I … was raised in Jacksonville, Fla. My father was in the lumber business. I was educated in private schools and studied music and dancing. I loved the outdoors and was quite athletic. I developed into a champion swimmer and diver and employed this ability to good advantage when I took my first job as a double for Betty Compson in the film “Miami.” I came to New York [in 1923] and went on the stage.

I posed for James Montgomery Flagg, the famous illustrator. He insisted I was an unusual type.

Then came an unhappy episode in my life. I met Miles E. Reiser, when I was on the stage, and married him. He was a millionaire. We were not suited for each other and separated shortly.

Miss Norton’s short-lived marriage was actually far more interesting than that. They wed on April 21, 1926 in a civil ceremony at New York City’s Municipal Building. Their union soon disintegrated. On the night of April 8-9, 1928, Inez’s minions “surprised” Mr. Reiser at his room at the Hotel Prisament, finding him in the company of what the New York Sun tastefully described as “a woman, not his wife, who had retired for the night.”

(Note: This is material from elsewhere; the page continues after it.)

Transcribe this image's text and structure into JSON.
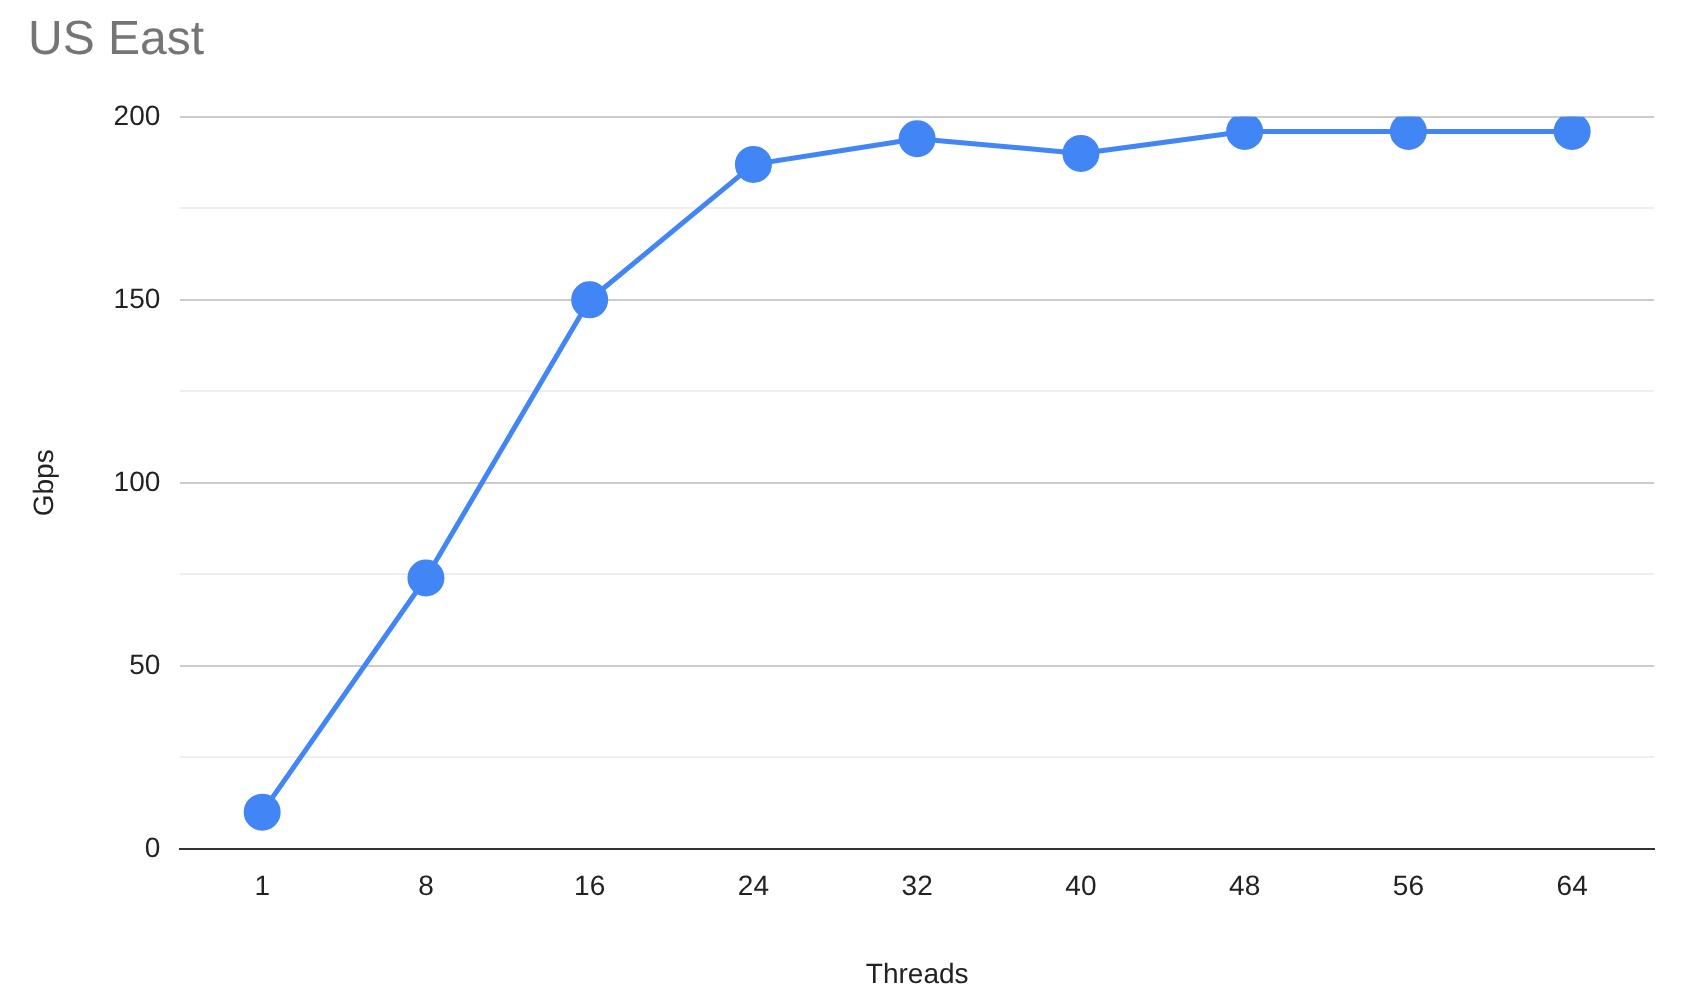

It’s impossible to surmise anything but that the incident had been carefully orchestrated-by Arnold Rothstein. Until 1966, only one legal ground for divorce existed in New York: adultery. Those not wealthy enough to obtain relatively painless divorces in foreign lands (generally in Mexico, France, or Cuba) or in a handful of more divorce-friendly states (Idaho, Nebraska, Nevada, and Texas), often staged “adulterous” incidents. Hence, not one-but two-gentlemen conveniently chanced to catch Mr. Reiser in flagrante delicto. Hence, the Hotel Prisament coincidentally housed Rothstein henchman Sidney Stajer. Hence, Rothstein attorney Maurice Cantor represented Miss Norton. Reiser failed to contest Inez’s action, and a divorce was granted barely three months later, on July 16, 1928.

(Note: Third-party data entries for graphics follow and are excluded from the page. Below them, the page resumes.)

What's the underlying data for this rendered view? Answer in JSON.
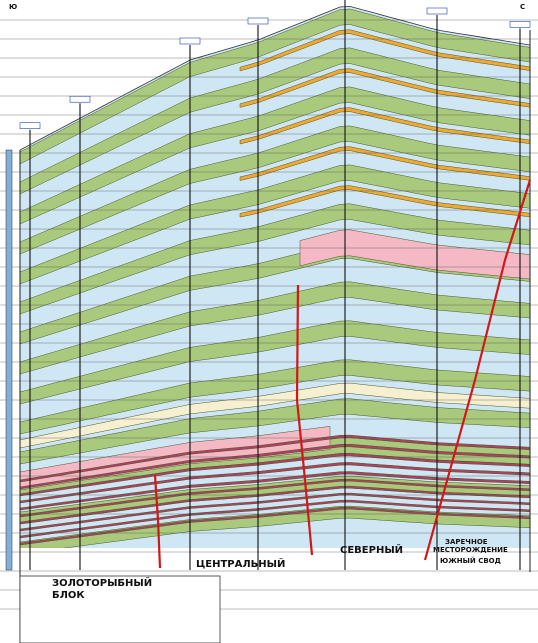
{
  "labels": {
    "south": "Ю",
    "north": "С",
    "block_zolotorybny_1": "ЗОЛОТОРЫБНЫЙ",
    "block_zolotorybny_2": "БЛОК",
    "block_central": "ЦЕНТРАЛЬНЫЙ",
    "block_northern": "СЕВЕРНЫЙ",
    "field_1": "ЗАРЕЧНОЕ",
    "field_2": "МЕСТОРОЖДЕНИЕ",
    "south_arch": "ЮЖНЫЙ СВОД"
  }
}
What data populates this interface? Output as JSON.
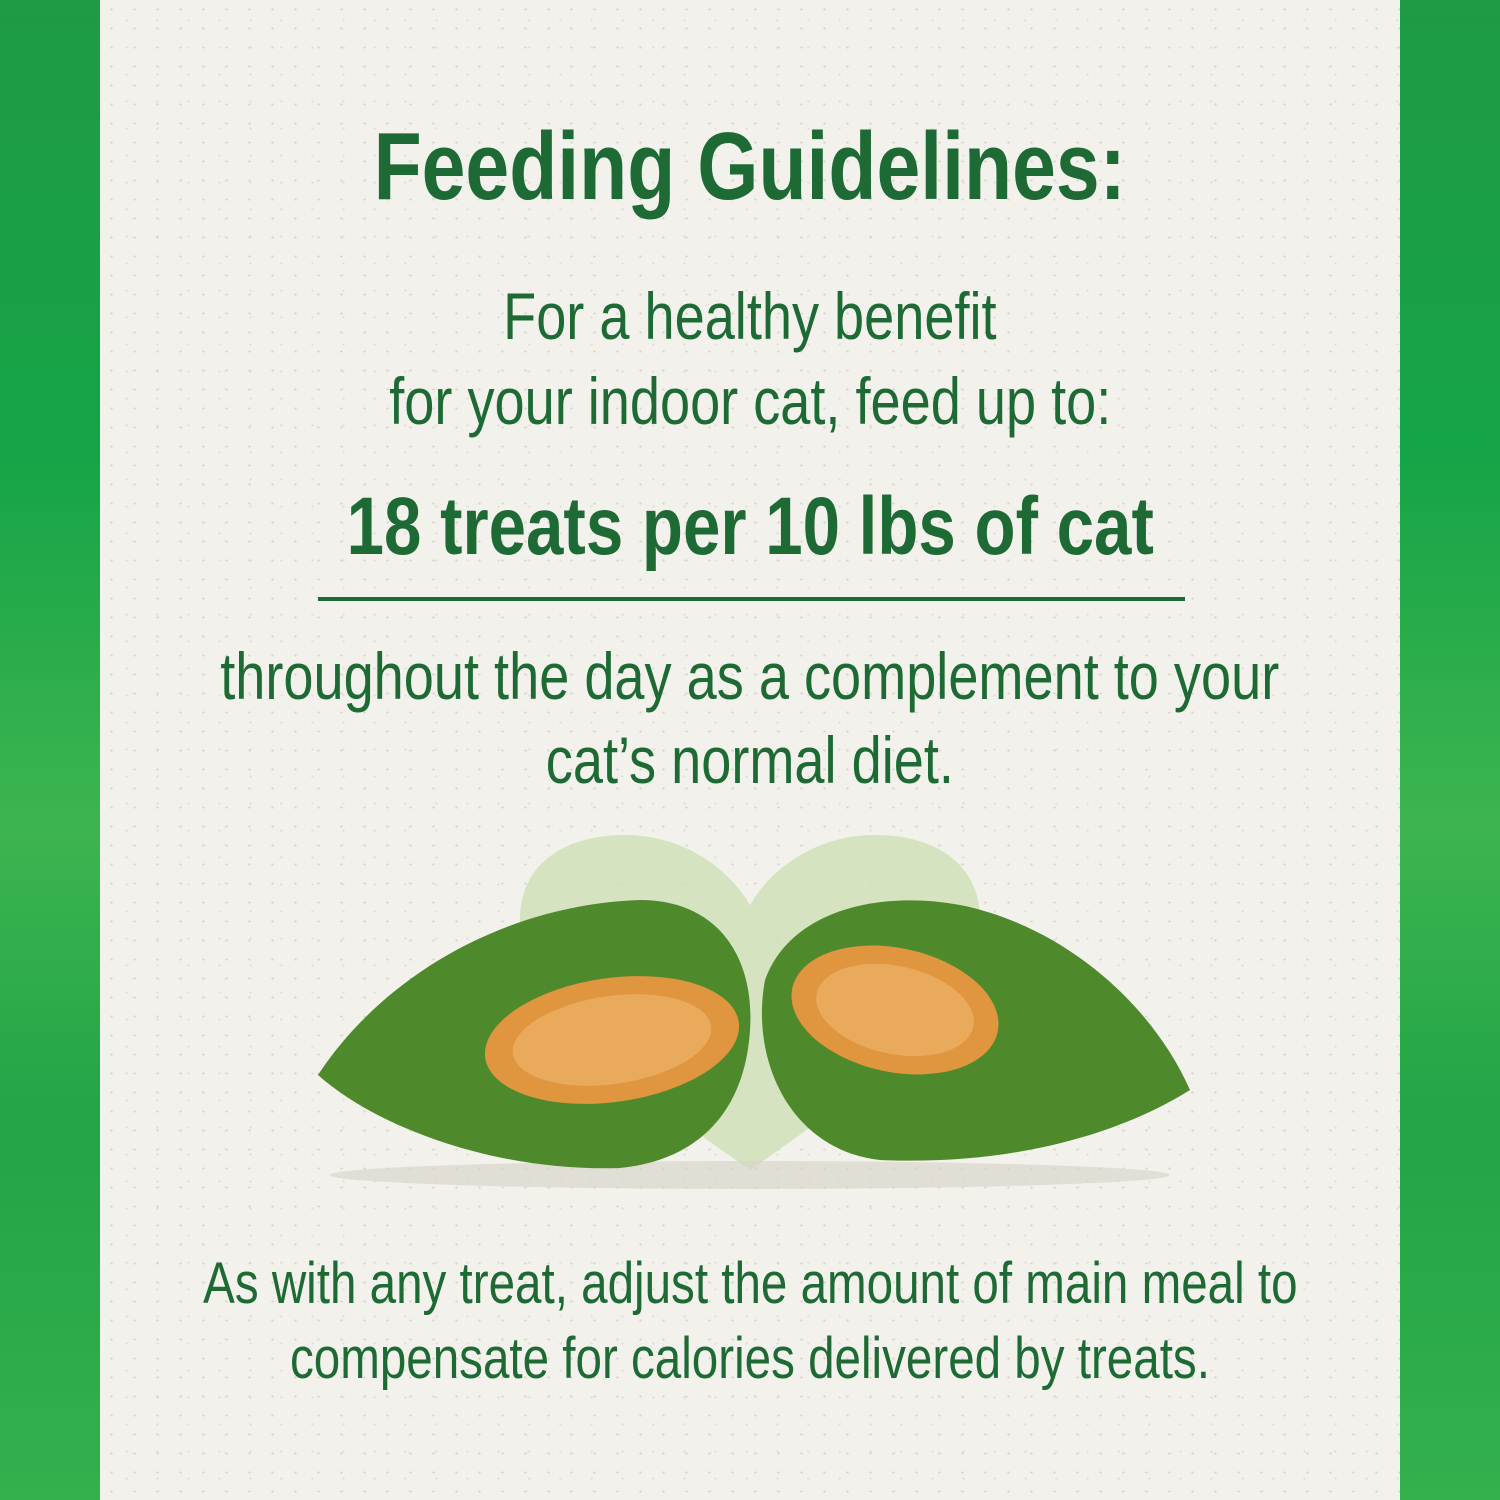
{
  "title": "Feeding Guidelines:",
  "intro": [
    "For a healthy benefit",
    "for your indoor cat, feed up to:"
  ],
  "highlight": "18 treats per 10 lbs of cat",
  "continuation": [
    "throughout the day as a complement to your",
    "cat’s normal diet."
  ],
  "footnote": [
    "As with any treat, adjust the amount of main meal to",
    "compensate for calories delivered by treats."
  ],
  "colors": {
    "text": "#1d6a34",
    "stripe": "#1fa347",
    "background": "#f3f1ec",
    "heart": "#c9deb0",
    "treat_shell": "#4f8a2a",
    "treat_filling": "#e39a4a"
  }
}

Now she was free to pursue Arnold Rothstein. “I was very unhappy until I knew him,” she would claim. “We instantly took to each other. At the time I met Arnold I did not know he was married. Three weeks later he confessed he was, but told me he and he wife were living apart.”

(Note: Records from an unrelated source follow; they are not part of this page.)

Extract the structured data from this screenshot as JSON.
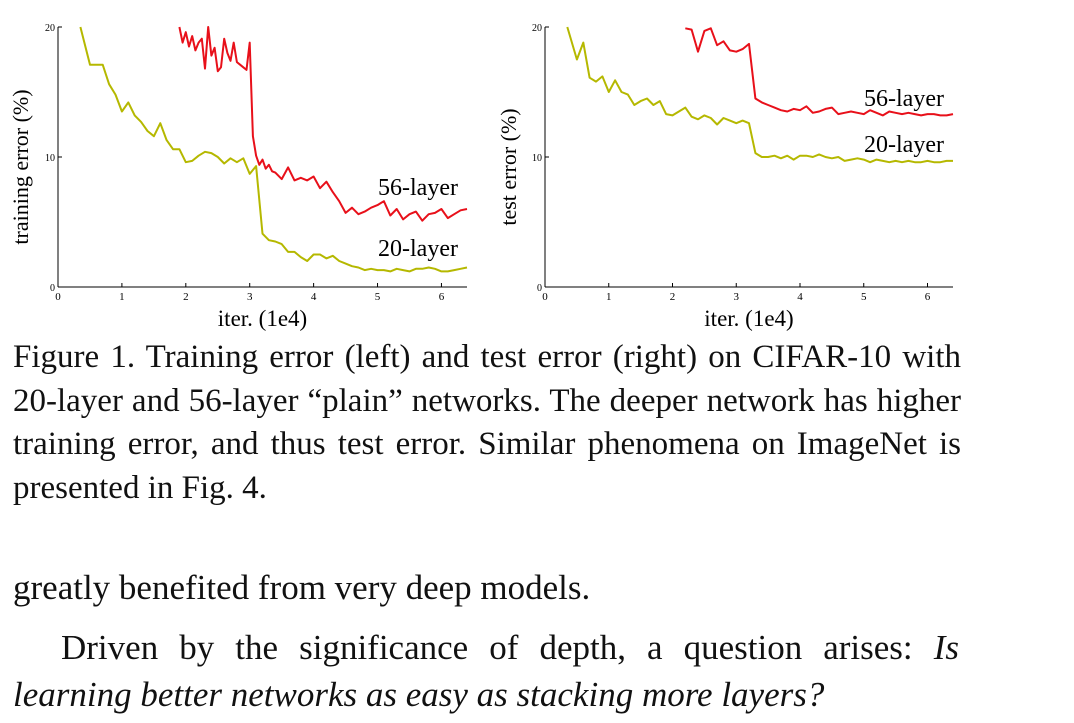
{
  "caption": {
    "text": "Figure 1. Training error (left) and test error (right) on CIFAR-10 with 20-layer and 56-layer “plain” networks. The deeper network has higher training error, and thus test error. Similar phenomena on ImageNet is presented in Fig. 4."
  },
  "body": {
    "paragraph1": "greatly benefited from very deep models.",
    "paragraph2_lead": "Driven by the significance of depth, a question arises: ",
    "paragraph2_italic": "Is learning better networks as easy as stacking more layers?"
  },
  "colors": {
    "layer56": "#e8101a",
    "layer20": "#b5b800",
    "axis": "#000000"
  },
  "chart_data": [
    {
      "type": "line",
      "xlabel": "iter. (1e4)",
      "ylabel": "training error (%)",
      "xlim": [
        0,
        6.4
      ],
      "ylim": [
        0,
        20
      ],
      "xticks": [
        "0",
        "1",
        "2",
        "3",
        "4",
        "5",
        "6"
      ],
      "yticks": [
        "0",
        "10",
        "20"
      ],
      "grid": false,
      "series": [
        {
          "name": "56-layer",
          "color": "#e8101a",
          "x": [
            1.9,
            1.95,
            2.0,
            2.05,
            2.1,
            2.15,
            2.2,
            2.25,
            2.3,
            2.35,
            2.4,
            2.45,
            2.5,
            2.55,
            2.6,
            2.65,
            2.7,
            2.75,
            2.8,
            2.85,
            2.9,
            2.95,
            3.0,
            3.05,
            3.1,
            3.15,
            3.2,
            3.25,
            3.3,
            3.35,
            3.4,
            3.5,
            3.6,
            3.7,
            3.8,
            3.9,
            4.0,
            4.1,
            4.2,
            4.3,
            4.4,
            4.5,
            4.6,
            4.7,
            4.8,
            4.9,
            5.0,
            5.1,
            5.2,
            5.3,
            5.4,
            5.5,
            5.6,
            5.7,
            5.8,
            5.9,
            6.0,
            6.1,
            6.2,
            6.3,
            6.4
          ],
          "y": [
            20.0,
            18.8,
            19.6,
            18.5,
            19.3,
            18.2,
            18.8,
            19.1,
            16.8,
            20.0,
            17.8,
            18.4,
            16.6,
            16.9,
            19.1,
            18.0,
            17.4,
            18.8,
            17.3,
            17.1,
            16.9,
            16.7,
            18.8,
            11.6,
            10.1,
            9.4,
            9.8,
            9.1,
            9.4,
            8.9,
            8.8,
            8.3,
            9.2,
            8.2,
            8.4,
            8.2,
            8.5,
            7.6,
            8.1,
            7.3,
            6.6,
            5.7,
            6.1,
            5.6,
            5.8,
            6.1,
            6.3,
            6.6,
            5.5,
            6.0,
            5.2,
            5.6,
            5.8,
            5.1,
            5.6,
            5.7,
            6.0,
            5.3,
            5.6,
            5.9,
            6.0
          ]
        },
        {
          "name": "20-layer",
          "color": "#b5b800",
          "x": [
            0.35,
            0.5,
            0.7,
            0.8,
            0.9,
            1.0,
            1.1,
            1.2,
            1.3,
            1.4,
            1.5,
            1.6,
            1.7,
            1.8,
            1.9,
            2.0,
            2.1,
            2.2,
            2.3,
            2.4,
            2.5,
            2.6,
            2.7,
            2.8,
            2.9,
            3.0,
            3.1,
            3.2,
            3.3,
            3.4,
            3.5,
            3.6,
            3.7,
            3.8,
            3.9,
            4.0,
            4.1,
            4.2,
            4.3,
            4.4,
            4.5,
            4.6,
            4.7,
            4.8,
            4.9,
            5.0,
            5.1,
            5.2,
            5.3,
            5.4,
            5.5,
            5.6,
            5.7,
            5.8,
            5.9,
            6.0,
            6.1,
            6.2,
            6.3,
            6.4
          ],
          "y": [
            20.0,
            17.1,
            17.1,
            15.6,
            14.8,
            13.5,
            14.2,
            13.2,
            12.7,
            12.0,
            11.6,
            12.6,
            11.3,
            10.6,
            10.6,
            9.6,
            9.7,
            10.1,
            10.4,
            10.3,
            10.0,
            9.5,
            9.9,
            9.6,
            9.9,
            8.7,
            9.3,
            4.1,
            3.6,
            3.5,
            3.3,
            2.7,
            2.7,
            2.3,
            2.0,
            2.5,
            2.5,
            2.2,
            2.4,
            2.0,
            1.8,
            1.6,
            1.5,
            1.3,
            1.4,
            1.3,
            1.3,
            1.2,
            1.4,
            1.3,
            1.2,
            1.4,
            1.4,
            1.5,
            1.4,
            1.2,
            1.2,
            1.3,
            1.4,
            1.5
          ]
        }
      ]
    },
    {
      "type": "line",
      "xlabel": "iter. (1e4)",
      "ylabel": "test error (%)",
      "xlim": [
        0,
        6.4
      ],
      "ylim": [
        0,
        20
      ],
      "xticks": [
        "0",
        "1",
        "2",
        "3",
        "4",
        "5",
        "6"
      ],
      "yticks": [
        "0",
        "10",
        "20"
      ],
      "grid": false,
      "series": [
        {
          "name": "56-layer",
          "color": "#e8101a",
          "x": [
            2.2,
            2.3,
            2.4,
            2.5,
            2.6,
            2.7,
            2.8,
            2.9,
            3.0,
            3.1,
            3.2,
            3.3,
            3.4,
            3.5,
            3.6,
            3.7,
            3.8,
            3.9,
            4.0,
            4.1,
            4.2,
            4.3,
            4.4,
            4.5,
            4.6,
            4.7,
            4.8,
            4.9,
            5.0,
            5.1,
            5.2,
            5.3,
            5.4,
            5.5,
            5.6,
            5.7,
            5.8,
            5.9,
            6.0,
            6.1,
            6.2,
            6.3,
            6.4
          ],
          "y": [
            19.9,
            19.8,
            18.1,
            19.7,
            19.9,
            18.6,
            18.9,
            18.2,
            18.1,
            18.3,
            18.7,
            14.5,
            14.2,
            14.0,
            13.8,
            13.6,
            13.5,
            13.7,
            13.6,
            13.9,
            13.4,
            13.5,
            13.7,
            13.8,
            13.3,
            13.4,
            13.5,
            13.4,
            13.3,
            13.6,
            13.4,
            13.2,
            13.5,
            13.4,
            13.3,
            13.4,
            13.3,
            13.2,
            13.3,
            13.3,
            13.2,
            13.2,
            13.3
          ]
        },
        {
          "name": "20-layer",
          "color": "#b5b800",
          "x": [
            0.35,
            0.5,
            0.6,
            0.7,
            0.8,
            0.9,
            1.0,
            1.1,
            1.2,
            1.3,
            1.4,
            1.5,
            1.6,
            1.7,
            1.8,
            1.9,
            2.0,
            2.1,
            2.2,
            2.3,
            2.4,
            2.5,
            2.6,
            2.7,
            2.8,
            2.9,
            3.0,
            3.1,
            3.2,
            3.3,
            3.4,
            3.5,
            3.6,
            3.7,
            3.8,
            3.9,
            4.0,
            4.1,
            4.2,
            4.3,
            4.4,
            4.5,
            4.6,
            4.7,
            4.8,
            4.9,
            5.0,
            5.1,
            5.2,
            5.3,
            5.4,
            5.5,
            5.6,
            5.7,
            5.8,
            5.9,
            6.0,
            6.1,
            6.2,
            6.3,
            6.4
          ],
          "y": [
            20.0,
            17.5,
            18.8,
            16.1,
            15.8,
            16.2,
            15.0,
            15.9,
            15.0,
            14.8,
            14.0,
            14.3,
            14.5,
            14.0,
            14.3,
            13.3,
            13.2,
            13.5,
            13.8,
            13.1,
            12.9,
            13.2,
            13.0,
            12.5,
            13.0,
            12.8,
            12.6,
            12.8,
            12.6,
            10.3,
            10.0,
            10.0,
            10.1,
            9.9,
            10.1,
            9.8,
            10.1,
            10.1,
            10.0,
            10.2,
            10.0,
            9.9,
            10.0,
            9.7,
            9.8,
            9.9,
            9.8,
            9.6,
            9.8,
            9.7,
            9.6,
            9.7,
            9.6,
            9.7,
            9.6,
            9.6,
            9.7,
            9.6,
            9.6,
            9.7,
            9.7
          ]
        }
      ]
    }
  ]
}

He did all he could to impress her, introducing her to the best people he knew-“some of the celebrated persons in the world of society and affairs,” as she put it. He lavished gifts on her: a diamond ring, a thoroughbred racehorse, and not just installing her in a suite in the Fairfield Hotel, but constructing a rooftop tennis court for her benefit. As Lucky Luciano observed, The Big Bankroll “could spend it so fast just livin’ that it even made my head spin, and I was a pretty good spender myself.”

Inez claimed that A. R. proposed to her at his Cedar Point golf course-she had just beaten him in a match. “We loved each other,” she contended. “He acquainted his wife with our mutual esteem … he promised me a honeymoon on the French Riviera.”